Hanya karena seorang anak anggota dewan dan dibawa oleh salah satu petinggi di perusahaan ini, mereka langsung seenaknya sendiri. Tidak jarang memanfaatkan pegawai lain dengan menggunakan nama orang yang telah membawa mereka masuk ke perusahaan ini. Dengan tidak tahu malu, mereka juga berusaha untuk masuk ke ruangan paling dilarang di gedung ini; lantai lima puluh. Para senior yang bekerja mengatakan bahwa ruangan itu adalah ruangan khusus pemilik perusahaan ini.
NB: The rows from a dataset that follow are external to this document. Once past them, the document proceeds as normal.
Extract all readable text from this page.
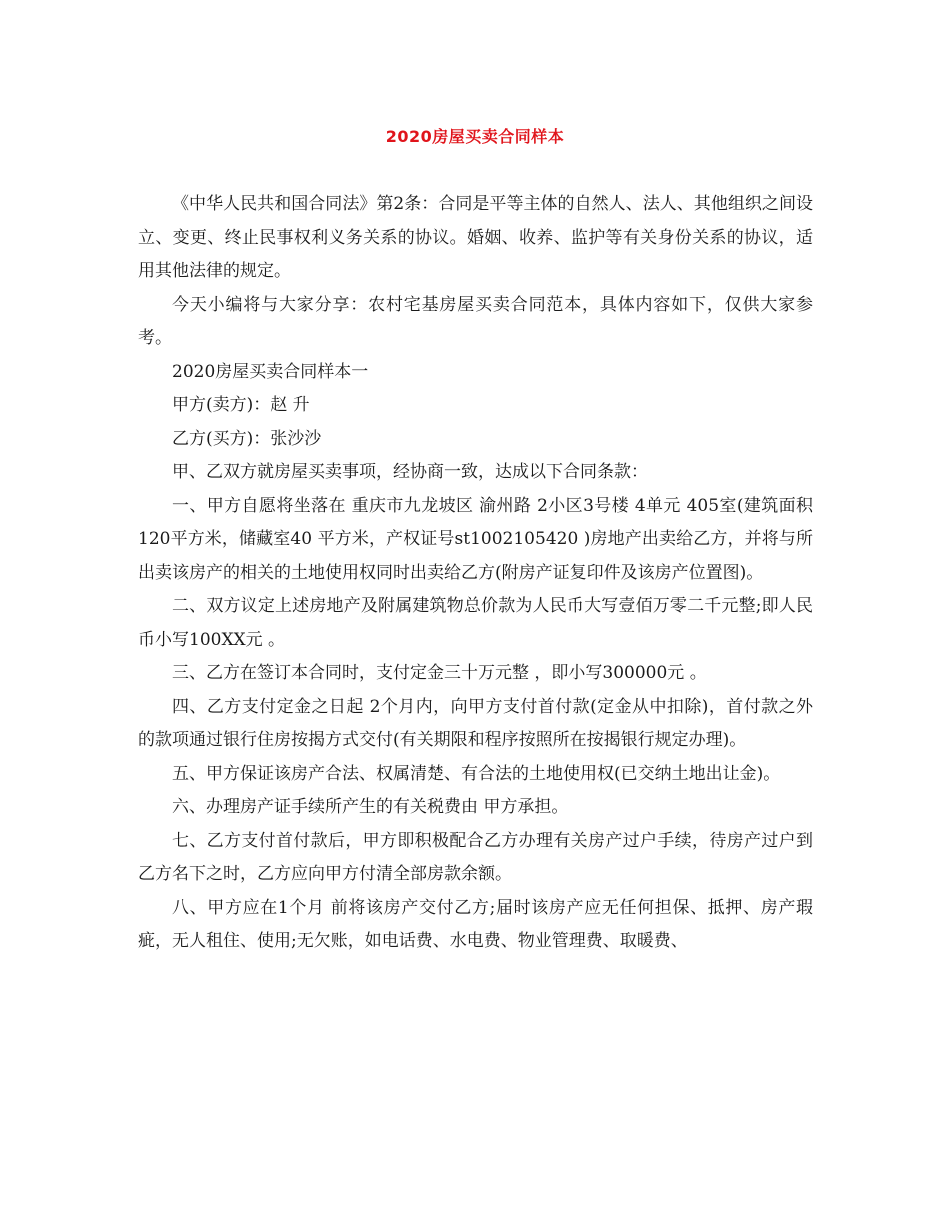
2020房屋买卖合同样本

《中华人民共和国合同法》第2条：合同是平等主体的自然人、法人、其他组织之间设立、变更、终止民事权利义务关系的协议。婚姻、收养、监护等有关身份关系的协议，适用其他法律的规定。

今天小编将与大家分享：农村宅基房屋买卖合同范本，具体内容如下，仅供大家参考。

2020房屋买卖合同样本一

甲方(卖方)：赵 升

乙方(买方)：张沙沙

甲、乙双方就房屋买卖事项，经协商一致，达成以下合同条款：

一、甲方自愿将坐落在 重庆市九龙坡区 渝州路 2小区3号楼 4单元 405室(建筑面积120平方米，储藏室40 平方米，产权证号st1002105420 )房地产出卖给乙方，并将与所出卖该房产的相关的土地使用权同时出卖给乙方(附房产证复印件及该房产位置图)。

二、双方议定上述房地产及附属建筑物总价款为人民币大写壹佰万零二千元整;即人民币小写100XX元 。

三、乙方在签订本合同时，支付定金三十万元整 ，即小写300000元 。

四、乙方支付定金之日起 2个月内，向甲方支付首付款(定金从中扣除)，首付款之外的款项通过银行住房按揭方式交付(有关期限和程序按照所在按揭银行规定办理)。

五、甲方保证该房产合法、权属清楚、有合法的土地使用权(已交纳土地出让金)。

六、办理房产证手续所产生的有关税费由 甲方承担。

七、乙方支付首付款后，甲方即积极配合乙方办理有关房产过户手续，待房产过户到乙方名下之时，乙方应向甲方付清全部房款余额。

八、甲方应在1个月 前将该房产交付乙方;届时该房产应无任何担保、抵押、房产瑕疵，无人租住、使用;无欠账，如电话费、水电费、物业管理费、取暖费、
Semua orang yang bekerja di sini sudah tahu tentang larangan itu dan tidak berusaha melanggarnya selama ini karena mereka merasa bahwa tak ada yang perlu dilanggar jika masih ingin bekerja di perusahaan sehebat dan semenyenangkan perusaan ini. Mereka bisa mendapatkan gaji dan tunjangan tinggi serta sesekali akan mendapatkan hadiah door prize yang tidak tanggung-tanggung. Sehingga jarang sekali ada pegawai yang keluar karena memang gaji yang perusahaan ini tawarkan begitu fantastis.
Sayangnya, dua orang pegawai magang itu dengan seenaknya tidak mengindahkan larangan itu. Mereka menganggap bahwa segalanya bisa diselesaikan dengan uang. Apalagi orang tua mereka adalah orang penting. Sehingga perundingan singkat yang bermuara pada uang akan segera menyelesaikan semua permasalahan. Kesepakatan akan dibuat dan mereka akan bebas dari hukuman. Paling tidak mereka akan bebas melakukan apapun di tempat ini dengan santai.
Lagipula tujuan mereka datang pun hanya untuk memenuhi penilaian mata kuliah magang yang mereka ulang karena nilai yang buruk pada semester lalu. Memangnya siapa yang mau memberikan nilai baik untuk mereka-mereka yang malas dan menyepelekan tanggungjawabnya? Semua perusahaan pun akan berpikiran yang sama.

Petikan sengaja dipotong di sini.